Dans la journée de vendredi, un rapport a été publié destiné à la protection fonctionnelle des gendarmes et de la police. Il n’y aura donc aucune présomption de légitime de défense.

Le 17 mai dernier, Manuel Valls lançait une mission pendant sa visite en Seine-Saint-Denis. Un mouvement de contestation mis en place par la police résonnait à Noisy-le-Sec. La cause de cette vague de colère, la mise en examen d’un policier pour « homicide volontaire ». Il avait en effet abattu un multirécidiviste en fuite. Le rapport qui a été publié à la suite de la demande du ministre de l’Intérieur, un nouveau statut concernant la présomption de légitime défense ne sera pas créé. Mattias Guyomar, le conseiller d’État était en charge du dossier, il a donc transmis ses conclusions aux syndicats de la police et au ministre.

La mission a donc souhaité « écarter la création d’un nouveau cas de présomption de légitime défense ». Il est préférable de s’en tenir au « droit commun ». Lors de la révélation de ces mesures, le conseiller a également rappelé que les trois conditions devaient être réunies, la nécessité de répondre, la menace ainsi que la « proportionnalité de la riposte ». Le nouveau cadre légal d’usage des armes ne verra pas le jour que ce soit pour les gendarmes ou les policiers.

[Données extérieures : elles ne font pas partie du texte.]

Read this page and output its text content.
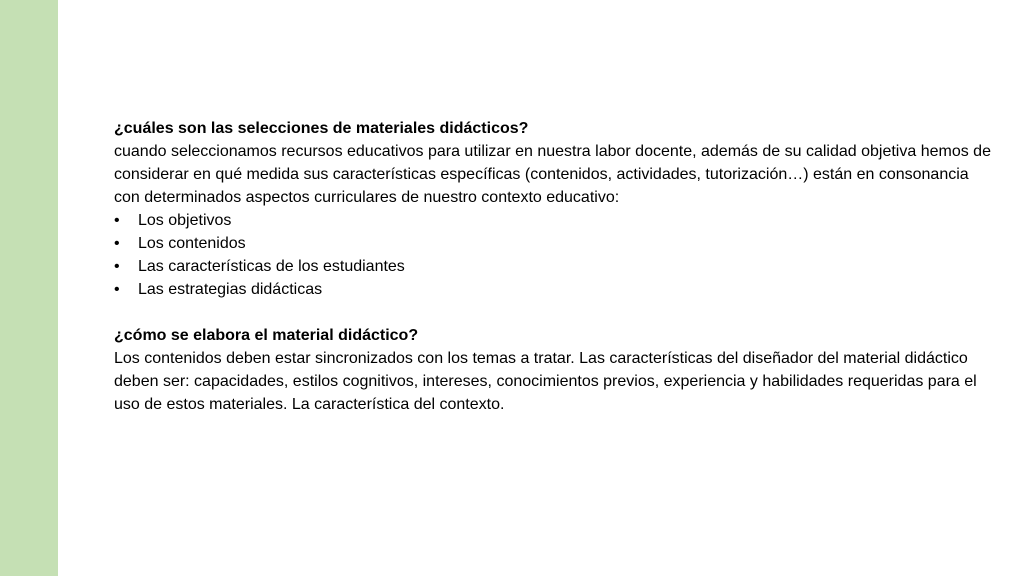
¿cuáles son las selecciones de materiales didácticos?

cuando seleccionamos recursos educativos para utilizar en nuestra labor docente, además de su calidad objetiva hemos de considerar en qué medida sus características específicas (contenidos, actividades, tutorización…) están en consonancia con determinados aspectos curriculares de nuestro contexto educativo:

• Los objetivos
• Los contenidos
• Las características de los estudiantes
• Las estrategias didácticas

¿cómo se elabora el material didáctico?

Los contenidos deben estar sincronizados con los temas a tratar. Las características del diseñador del material didáctico deben ser: capacidades, estilos cognitivos, intereses, conocimientos previos, experiencia y habilidades requeridas para el uso de estos materiales. La característica del contexto.
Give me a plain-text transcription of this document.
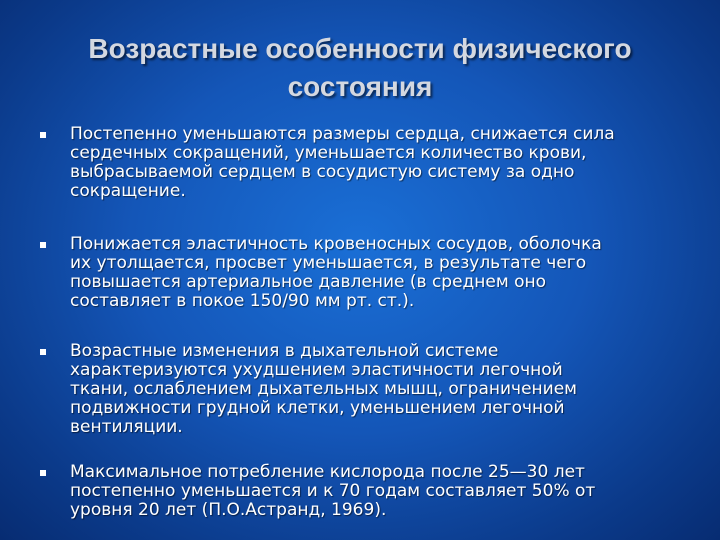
Возрастные особенности физического состояния
Постепенно уменьшаются размеры сердца, снижается сила
сердечных сокращений, уменьшается количество крови,
выбрасываемой сердцем в сосудистую систему за одно
сокращение.
Понижается эластичность кровеносных сосудов, оболочка
их утолщается, просвет уменьшается, в результате чего
повышается артериальное давление (в среднем оно
составляет в покое 150/90 мм рт. ст.).
Возрастные изменения в дыхательной системе
характеризуются ухудшением эластичности легочной
ткани, ослаблением дыхательных мышц, ограничением
подвижности грудной клетки, уменьшением легочной
вентиляции.
Максимальное потребление кислорода после 25—30 лет
постепенно уменьшается и к 70 годам составляет 50% от
уровня 20 лет (П.О.Астранд, 1969).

La mission révèle tout de même la définition « d’un cadre juridique restrictif » qui aura pour objectif de rappeler « les conditions dans lesquelles l’usage des armes à feu est possible ».

Le conseiller a également fait part de la mise en place « d’une obligation de reclassement provisoire d’un agent bénéficiaire de la protection fonctionnelle » notamment lorsque l’agent « est mis en cause devant le juge pénal ».